Il Museo delle Arti in Ghisa nella MAremma

Piano primo – L’arte

Ferro fuso: installazione artistica.

Superato l’ingresso, si apre alla vista il grande volume che ospitava l’altoforno e che i recenti restauri hanno riportato alla luce in tutta la sua forza materica.

In origine questo spazio non si presentava affatto in questi termini: era luogo di lavoro e al centro s’imponeva la grande struttura del forno fusorio con in alto il camino per la fuoriuscita dei fumi. Nell’intento di ricreare questo elemento, l’allestimento propone una versione poetica del forno, realizzata dalla leggera installazione centrale.

Si tratta di una cascata di lamelle metalliche, sistemate in modo da ricreare l’esatta dimensione dell’interno del forno fusorio e caratterizzate da materiali diversi per richiamare le diverse fasi di caricamento. In basso lamelle rosse alludono alla fase di accensione; quelle centrali metalliche richiamano il minerale, che veniva gettato a strati con il carbone all’interno del forno; infine le lamelle trasparenti a simboleggiare il fumo, che dal camino usciva verso il cielo.

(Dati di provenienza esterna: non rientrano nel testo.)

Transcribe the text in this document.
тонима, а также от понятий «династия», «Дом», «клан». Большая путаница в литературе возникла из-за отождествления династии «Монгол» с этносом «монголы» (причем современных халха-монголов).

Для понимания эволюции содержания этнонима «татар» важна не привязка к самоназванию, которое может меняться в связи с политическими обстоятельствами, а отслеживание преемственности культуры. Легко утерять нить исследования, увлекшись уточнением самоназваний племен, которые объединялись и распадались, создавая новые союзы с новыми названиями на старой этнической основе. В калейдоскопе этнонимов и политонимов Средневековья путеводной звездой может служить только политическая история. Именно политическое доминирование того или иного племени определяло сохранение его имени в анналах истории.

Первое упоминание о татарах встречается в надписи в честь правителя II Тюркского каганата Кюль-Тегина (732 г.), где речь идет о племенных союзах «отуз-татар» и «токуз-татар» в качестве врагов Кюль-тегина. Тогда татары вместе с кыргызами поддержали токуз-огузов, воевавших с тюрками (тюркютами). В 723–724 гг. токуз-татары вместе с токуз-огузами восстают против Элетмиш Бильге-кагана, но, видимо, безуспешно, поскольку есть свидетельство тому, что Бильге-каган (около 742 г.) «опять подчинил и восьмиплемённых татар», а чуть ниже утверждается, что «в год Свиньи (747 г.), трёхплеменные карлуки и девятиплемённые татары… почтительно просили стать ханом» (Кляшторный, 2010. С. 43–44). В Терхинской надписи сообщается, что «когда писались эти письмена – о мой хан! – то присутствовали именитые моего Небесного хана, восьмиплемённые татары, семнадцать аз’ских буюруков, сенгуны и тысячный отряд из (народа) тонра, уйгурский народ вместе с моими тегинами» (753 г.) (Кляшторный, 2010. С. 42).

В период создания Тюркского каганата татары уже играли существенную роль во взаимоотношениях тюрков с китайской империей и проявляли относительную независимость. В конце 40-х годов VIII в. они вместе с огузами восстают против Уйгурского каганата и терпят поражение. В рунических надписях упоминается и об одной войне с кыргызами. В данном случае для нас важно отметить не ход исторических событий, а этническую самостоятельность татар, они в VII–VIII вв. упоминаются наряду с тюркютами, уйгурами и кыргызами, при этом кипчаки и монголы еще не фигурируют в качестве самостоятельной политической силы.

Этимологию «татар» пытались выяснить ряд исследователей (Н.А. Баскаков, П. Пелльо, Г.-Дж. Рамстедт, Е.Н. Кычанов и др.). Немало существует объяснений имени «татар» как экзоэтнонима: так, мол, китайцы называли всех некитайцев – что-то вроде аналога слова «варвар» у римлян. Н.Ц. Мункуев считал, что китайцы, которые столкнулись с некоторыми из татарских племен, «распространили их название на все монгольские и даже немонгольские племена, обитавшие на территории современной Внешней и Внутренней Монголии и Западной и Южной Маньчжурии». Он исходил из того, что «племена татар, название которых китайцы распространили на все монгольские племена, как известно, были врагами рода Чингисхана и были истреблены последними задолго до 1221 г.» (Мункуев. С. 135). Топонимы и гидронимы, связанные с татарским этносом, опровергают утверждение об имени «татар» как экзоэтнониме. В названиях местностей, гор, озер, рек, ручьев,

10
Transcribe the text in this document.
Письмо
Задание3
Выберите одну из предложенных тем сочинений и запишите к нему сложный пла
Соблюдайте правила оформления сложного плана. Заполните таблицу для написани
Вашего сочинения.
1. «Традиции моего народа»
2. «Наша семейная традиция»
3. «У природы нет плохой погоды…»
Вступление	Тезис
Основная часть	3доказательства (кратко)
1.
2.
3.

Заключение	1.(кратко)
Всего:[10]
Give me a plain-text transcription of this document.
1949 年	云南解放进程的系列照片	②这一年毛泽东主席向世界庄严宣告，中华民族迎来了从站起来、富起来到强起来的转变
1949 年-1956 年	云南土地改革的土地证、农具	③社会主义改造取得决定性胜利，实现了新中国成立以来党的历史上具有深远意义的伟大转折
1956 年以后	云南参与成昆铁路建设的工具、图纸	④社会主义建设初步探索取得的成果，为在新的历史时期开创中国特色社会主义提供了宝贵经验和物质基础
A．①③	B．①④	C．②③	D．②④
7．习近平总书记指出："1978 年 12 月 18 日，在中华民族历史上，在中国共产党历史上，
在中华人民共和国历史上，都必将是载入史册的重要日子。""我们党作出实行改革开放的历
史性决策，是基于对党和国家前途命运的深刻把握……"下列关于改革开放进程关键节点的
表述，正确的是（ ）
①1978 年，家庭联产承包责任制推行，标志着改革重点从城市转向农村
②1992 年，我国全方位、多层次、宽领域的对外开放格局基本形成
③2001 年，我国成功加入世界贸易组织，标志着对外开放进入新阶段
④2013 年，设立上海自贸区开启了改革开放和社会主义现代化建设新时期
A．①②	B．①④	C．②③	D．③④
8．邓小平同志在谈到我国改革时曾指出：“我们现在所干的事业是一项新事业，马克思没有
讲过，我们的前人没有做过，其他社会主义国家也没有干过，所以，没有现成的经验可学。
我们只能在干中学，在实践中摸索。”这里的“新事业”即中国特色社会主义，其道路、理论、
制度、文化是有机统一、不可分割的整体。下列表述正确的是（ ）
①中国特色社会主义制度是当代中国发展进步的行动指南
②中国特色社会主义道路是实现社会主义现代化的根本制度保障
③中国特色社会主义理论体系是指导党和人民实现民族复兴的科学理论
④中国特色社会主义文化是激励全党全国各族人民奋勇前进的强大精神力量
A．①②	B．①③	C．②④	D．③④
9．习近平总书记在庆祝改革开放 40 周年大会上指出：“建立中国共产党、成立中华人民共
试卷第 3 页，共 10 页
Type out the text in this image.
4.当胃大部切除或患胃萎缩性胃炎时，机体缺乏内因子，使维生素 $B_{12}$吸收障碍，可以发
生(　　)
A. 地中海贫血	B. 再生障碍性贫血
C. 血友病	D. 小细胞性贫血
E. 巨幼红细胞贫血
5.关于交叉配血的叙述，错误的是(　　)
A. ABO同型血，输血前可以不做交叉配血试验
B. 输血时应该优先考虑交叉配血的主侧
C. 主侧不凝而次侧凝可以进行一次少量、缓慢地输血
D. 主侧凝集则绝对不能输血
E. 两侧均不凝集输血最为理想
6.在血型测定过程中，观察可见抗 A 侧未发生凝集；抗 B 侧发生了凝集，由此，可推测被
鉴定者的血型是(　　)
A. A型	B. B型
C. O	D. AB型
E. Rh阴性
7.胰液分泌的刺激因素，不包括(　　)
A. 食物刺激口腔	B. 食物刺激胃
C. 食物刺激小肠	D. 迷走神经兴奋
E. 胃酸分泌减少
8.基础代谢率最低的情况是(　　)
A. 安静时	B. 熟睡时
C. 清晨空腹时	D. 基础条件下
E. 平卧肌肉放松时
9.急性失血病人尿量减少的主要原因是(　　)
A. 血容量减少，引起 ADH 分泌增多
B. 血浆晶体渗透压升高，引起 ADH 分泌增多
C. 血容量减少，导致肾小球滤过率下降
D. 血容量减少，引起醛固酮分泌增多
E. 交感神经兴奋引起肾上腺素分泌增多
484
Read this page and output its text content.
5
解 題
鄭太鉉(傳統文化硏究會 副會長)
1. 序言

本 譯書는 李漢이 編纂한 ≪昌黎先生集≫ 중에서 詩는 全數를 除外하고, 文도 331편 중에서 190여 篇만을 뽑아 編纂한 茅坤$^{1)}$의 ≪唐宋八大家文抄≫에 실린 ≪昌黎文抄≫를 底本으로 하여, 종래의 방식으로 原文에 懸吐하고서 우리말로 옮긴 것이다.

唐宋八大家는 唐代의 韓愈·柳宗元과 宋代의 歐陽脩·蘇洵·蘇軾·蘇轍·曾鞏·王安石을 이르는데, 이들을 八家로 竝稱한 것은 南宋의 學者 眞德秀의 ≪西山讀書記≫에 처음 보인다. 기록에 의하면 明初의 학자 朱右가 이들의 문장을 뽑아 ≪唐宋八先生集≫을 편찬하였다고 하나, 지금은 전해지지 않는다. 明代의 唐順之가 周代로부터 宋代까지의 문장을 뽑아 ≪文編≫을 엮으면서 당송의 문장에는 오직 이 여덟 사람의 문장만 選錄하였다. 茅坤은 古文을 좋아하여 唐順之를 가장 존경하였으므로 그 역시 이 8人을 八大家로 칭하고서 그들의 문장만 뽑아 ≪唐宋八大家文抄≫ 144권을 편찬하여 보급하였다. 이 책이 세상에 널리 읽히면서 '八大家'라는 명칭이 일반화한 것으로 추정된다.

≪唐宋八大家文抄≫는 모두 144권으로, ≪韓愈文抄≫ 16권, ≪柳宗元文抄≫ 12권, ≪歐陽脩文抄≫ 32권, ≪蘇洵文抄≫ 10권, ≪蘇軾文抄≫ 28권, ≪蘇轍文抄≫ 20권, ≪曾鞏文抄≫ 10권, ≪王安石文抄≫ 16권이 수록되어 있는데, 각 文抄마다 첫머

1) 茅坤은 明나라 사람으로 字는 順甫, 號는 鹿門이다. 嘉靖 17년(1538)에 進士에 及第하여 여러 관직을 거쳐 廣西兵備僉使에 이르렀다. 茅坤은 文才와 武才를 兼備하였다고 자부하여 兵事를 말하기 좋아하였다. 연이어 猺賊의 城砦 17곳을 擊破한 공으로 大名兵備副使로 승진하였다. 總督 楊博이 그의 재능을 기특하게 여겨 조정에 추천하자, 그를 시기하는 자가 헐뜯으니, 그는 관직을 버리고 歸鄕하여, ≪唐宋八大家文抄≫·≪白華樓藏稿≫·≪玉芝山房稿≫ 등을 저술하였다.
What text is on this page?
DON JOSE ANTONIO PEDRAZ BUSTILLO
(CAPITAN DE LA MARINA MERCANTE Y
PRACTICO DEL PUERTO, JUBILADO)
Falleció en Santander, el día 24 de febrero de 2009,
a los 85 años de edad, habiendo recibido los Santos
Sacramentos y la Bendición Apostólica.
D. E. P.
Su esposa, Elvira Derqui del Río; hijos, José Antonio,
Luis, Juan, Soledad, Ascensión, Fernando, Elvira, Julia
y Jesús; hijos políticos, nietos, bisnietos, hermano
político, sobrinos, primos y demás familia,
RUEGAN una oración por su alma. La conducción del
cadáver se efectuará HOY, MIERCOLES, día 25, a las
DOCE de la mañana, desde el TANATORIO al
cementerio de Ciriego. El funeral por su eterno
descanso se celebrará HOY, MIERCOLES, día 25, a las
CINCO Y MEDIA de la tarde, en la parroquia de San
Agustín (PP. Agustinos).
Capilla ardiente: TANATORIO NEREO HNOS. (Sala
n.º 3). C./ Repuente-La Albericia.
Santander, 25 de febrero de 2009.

Proprio la temporanea chiusura di questo lucernario avvisa di un cambiamento, che periodicamente dà vita e anima a questa installazione. Nella sala si diffonde l’inconfondibile rumore del forno fusorio e la scultura diventa improvvisamente incandescente. Il rombo aumenta e l’incandescenza si fa via via più luminosa, fino a diventare luce bianca. Quindi comincia a spegnersi dall’alto verso il basso.

Sulle quattro pareti del forno appaiono, come fantasmi, delle ombre di uomini intenti alla fusione. Talvolta sono ombre gigantesche, talvolta a grandezza naturale: rappresentano il riflesso degli operai, deformato dall’incandescenza del ferro fuso. Se la scultura è simbolo dell’antico forno, le quattro pareti sono dedicate al lavoro degli uomini e rappresentano il valore della creazione: quel valore che trasforma in arte il mestiere del forgiare.

All’improvviso, sulla parete frontale, inizia a scendere una colata bianca di ferro rovente e i muri cominciano a riempirsi di materiale incandescente. Siamo virtualmente all’interno di una forma da forgiare e stiamo assistendo al versamento della ghisa. La colata bianca riempie l’intero spazio e inizia a raffreddarsi, diventando prima rossa e poi sempre più scura. Adesso sulle pareti ci sembra di distinguere delle forme, come imprigionate sotto la colata. Cominciano a formarsi delle crepe e crollano dei pezzi di materiale. Man mano che le crepe aumentano, si libera alla vista ciò che è nato dalla forgiatura: si tratta della città di Follonica.

La scuola di ornato. Il catalogo dei getti. Manetti e Reishammer.

Il percorso espositivo si apre al Piano Primo con la presentazione di alcuni elaborati modelli lignei, che introducono quello che costituisce il tesoretto del MAGMA. La collezione di tali modelli rappresenta infatti un unicum nella storia nazionale della siderurgia. Disegnati e scolpiti da veri e propri artisti, servono a imprimere la forma nella terra in cui colare il ferro fuso.

La nascita a Follonica di questa Scuola di ornato e disegno lineare rispecchia la volontà del Granduca Leopoldo II di fare dello stabilimento maremmano un significativo centro di ricerca e di sperimentazione, non solo a livello tecnico-produttivo, ma anche artistico. Il risultato è una raffinata produzione in ghisa per l’arredo urbano, che continua per oltre un secolo e confluisce nel 1913 in un importante Catalogo divulgativo dei getti.

Ma il prodotto è soprattutto l’originale e precoce realizzazione della Chiesa di San Leopoldo e del Cancello monumentale delle Fonderie.
Per sviluppare questo singolare progetto architettonico vengono chiamate due figure d’eccellenza nel panorama ottocentesco: Alessandro Manetti e Carlo Reishammer. Il loro felice sodalizio, in linea con le tendenze internazionali dell’epoca e talvolta addirittura in anticipo, promuove un uso della ghisa non soltanto strutturale, ma anche decorativo, esplorandone le grandi potenzialità espressive. I due manufatti diventano così un vero e proprio catalogo della produzione follonichese, avviando una stagione di grandi commissioni, quali quelle per Livorno e Firenze.